John Mulligan
Union membership bill an issue at labor secretary hearing
01:00 AM EST on Saturday, January 10, 2009
WASHINGTON — California Rep. Hilda L. Solis won bipartisan Senate support Friday for her nomination to be Labor Secretary in the Obama administration. But the battle lines were clearly — if politely — drawn for a potential clash on legislation that is a top priority of unions.

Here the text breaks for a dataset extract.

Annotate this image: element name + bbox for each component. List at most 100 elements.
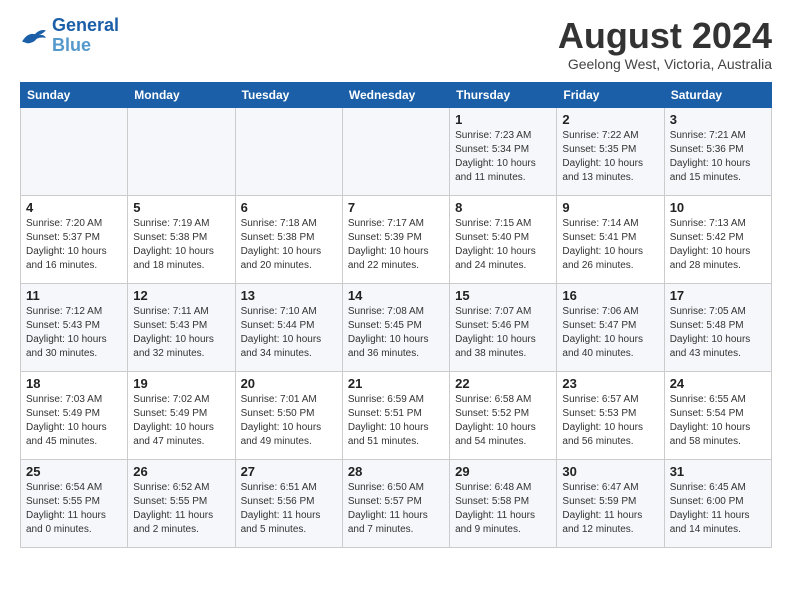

“Your life is one that epitomizes the American dream,” said Sen. Michael B. Enzi of Wyoming, the ranking Republican on the Health, Education, Labor and Pensions Committee, which held a hearing on whether to recommend full Senate confirmation — seemingly a foregone conclusion soon after President-elect Barack Obama takes office. Solis, 51, is the daughter of immigrants, the first in her family to attend college (on a Pell grant), and a veteran public official who has served eight years in the House
But Solis resisted repeated Republican efforts to pin her down on whether she and Obama will seek early action on the “Employee Free Choice Act,” a bill that would make it easier for unions to organize workers into collective bargaining units. It would have workers indicate a desire to join a union by filling out a card, rather than voting by secret ballot — hence the bill’s nickname, “card check.” Business is staunchly opposed to the measure.

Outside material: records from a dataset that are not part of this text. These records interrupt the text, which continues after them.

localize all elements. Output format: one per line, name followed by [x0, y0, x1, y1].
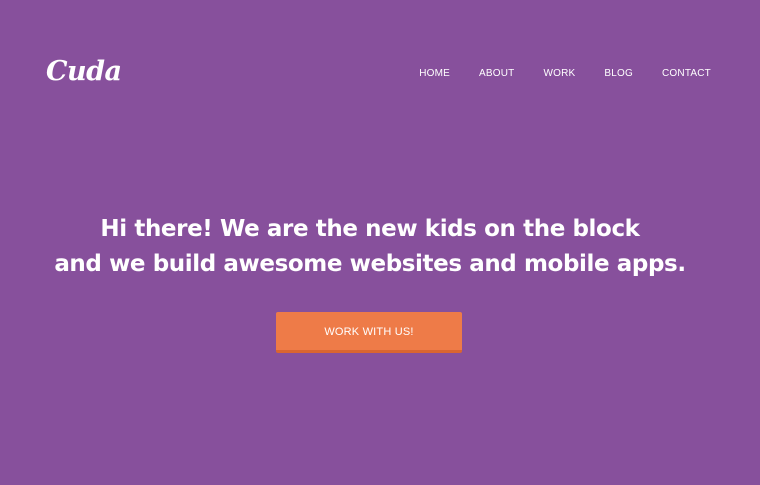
- work-with-us-button[interactable]: WORK WITH US!: [276, 312, 462, 353]
- nav-item-about[interactable]: ABOUT: [479, 66, 514, 82]
- main-nav: HOME ABOUT WORK BLOG CONTACT: [419, 66, 711, 82]
- nav-item-blog[interactable]: BLOG: [604, 66, 633, 82]
- hero-headline: Hi there! We are the new kids on the blo…: [0, 212, 740, 282]
- nav-item-home[interactable]: HOME: [419, 66, 450, 82]
- hero-headline-line-1: Hi there! We are the new kids on the blo…: [100, 216, 640, 242]
- hero-section: Cuda HOME ABOUT WORK BLOG CONTACT Hi the…: [0, 0, 760, 485]
- nav-item-contact[interactable]: CONTACT: [662, 66, 711, 82]
- nav-item-work[interactable]: WORK: [543, 66, 575, 82]
- logo[interactable]: Cuda: [46, 56, 122, 88]
- site-header: Cuda HOME ABOUT WORK BLOG CONTACT: [0, 0, 760, 150]
- hero-headline-line-2: and we build awesome websites and mobile…: [54, 251, 686, 277]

Solis reaffirmed Obama’s support for the bill but said she couldn’t talk about the administration’s plans for it because she has not discussed it with Obama. She similarly deflected questions about other controversial labor issues.
Without committing themselves to any legislative timetables, Democratic senators, including Edward M. Kennedy of Massachusetts, the panel’s chairman, and Jack Reed of Rhode Island made the case that unions are an important instrument for improving American wages and working conditions.
Obama faces a dilemma on the legislation. He supported it as a senator and he owes a debt to organized labor, which worked hard and spent heavily to elect him. But Obama also campaigned on a promise to end the bitter partisan divide in Washington in order to make the government work better. Few actions would irritate Republicans and their business constituency more than an early campaign to push the unionizing measure into the law books.
“It would set the tone for the whole Congress,” Enzi said, “and I don’t think it will be a good tone.”
Republican Sen. Lamar Alexander described his efforts as a onetime governor to encourage the non-union Japanese automaker Nissan to build a factory in his state of Tennessee — and the unionized General Motors to locate a plant nearby. Solis declined Alexander’s request to say whether she would protect current law that permits workers to refuse to join unions in Tennessee and 21 other “right-to-work” states.
Reed said the wages of Tennessee’s non-union Nissan workers “wouldn’t be as high if there wasn’t a union” in the nearby GM plant.